Quindi, per rispondere alla domanda “cosa non fare” possiamo dire con estrema tranquillità: non gettare vagonate di parole e frasi all’inizio della pagina solo perché così Google “capisce di cosa si parla”. Se l’intento di ricerca non è sorbirsi (perlomeno non subito) la storia di un prodotto ma sapere come usare quel prodotto, allora è fondamentale andare subito al punto, offrendo contenuti chiari, nel formato che abbiamo capito essere quello preferito dagli utenti.
Sintetizzando: se ci si rende conto di scrivere per “riempire” e non per “risolvere” significa che si sta dando vita a dei “filler content”. Può essere allora utile porsi almeno queste 3 domande:
- cosa mostra il layout della SERP per questa query? Usiamo SISTRIX per analizzare il tipo di contenuti che Google sembra “premiare”: testo, video, immagini? Qual è l’intento dominante?
- L’introduzione risponde subito all’intento dell’utente o deve scrollare per trovare la soluzione?
- Stiamo aggiungendo paragrafi perché servono o perché banalmente vogliamo mettere degli h2?
Buona prassi di prevenzione
È molto più semplice di quanto possa sembrare e ancora più semplice farlo che dirlo o scriverlo, perlomeno per me che lo faccio da anni.
Si chiama Struttura.
Se ti occupi di SEO e collabori con persone che scrivono contenuti, per qualche tempo sarà utile fornire loro quella che io chiamo semplicemente “Struttura dei contenuti”.

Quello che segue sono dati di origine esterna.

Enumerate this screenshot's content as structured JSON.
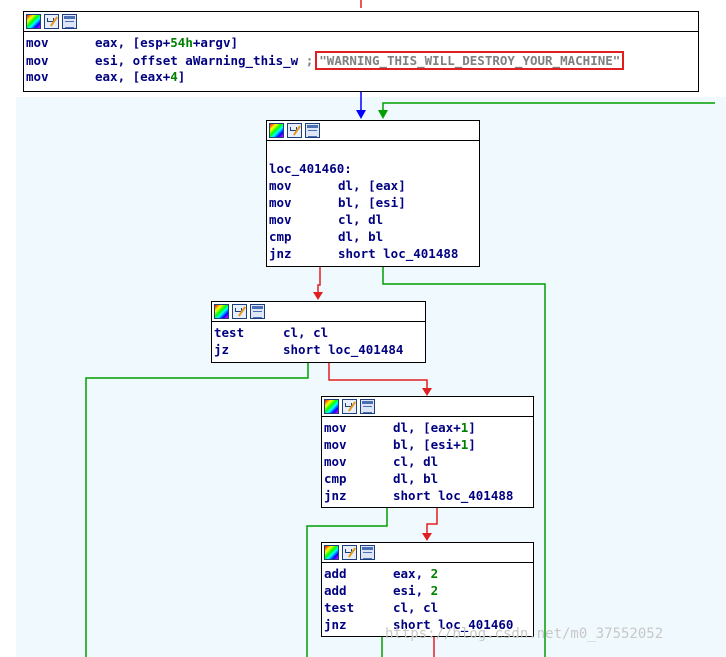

Non si tratta assolutamente di dire cosa scrivere ma, invece, quali argomenti trattare, quali approfondire e come organizzare tutte le informazioni a disposizione.
Si tratta di offrire una sorta di mappa concettuale che possa aiutarli a rispettare l’intento di ricerca evitando la creazione di contenuti riempitivi da una parte e mantenendo la coerenza con la query dall’altra.
Conclusione e tip
Un contenuto ben scritto, curato e approfondito, sebbene rispecchi tutte le caratteristiche richieste da Google potrebbe certamente non avere la visibilità organica che merita semplicemente perché, rispetto la query per la quale si posiziona, non assolve subito all’intento di ricerca della query stessa.
Ma attenzione perché “spostare” non significa necessariamente eliminare. Significa soltanto che le informazioni poco rilevanti devono lasciare “spazio” al contenuto realmente utile per l’utente.
Tip. Quelli che io personalmente chiamo “perfezionamenti” possono riguardare anche questo tipo di intervento. Per esempio, dato un set di pagine per me importanti che però, ahimè, non hanno il traffico che mi attendevo (e fatte tutte le analisi del caso) posso fare proprio questo esercizio di “spostare” in avanti i passaggi (o i tipi di contenuto) che più di tutto esaudiscono la query.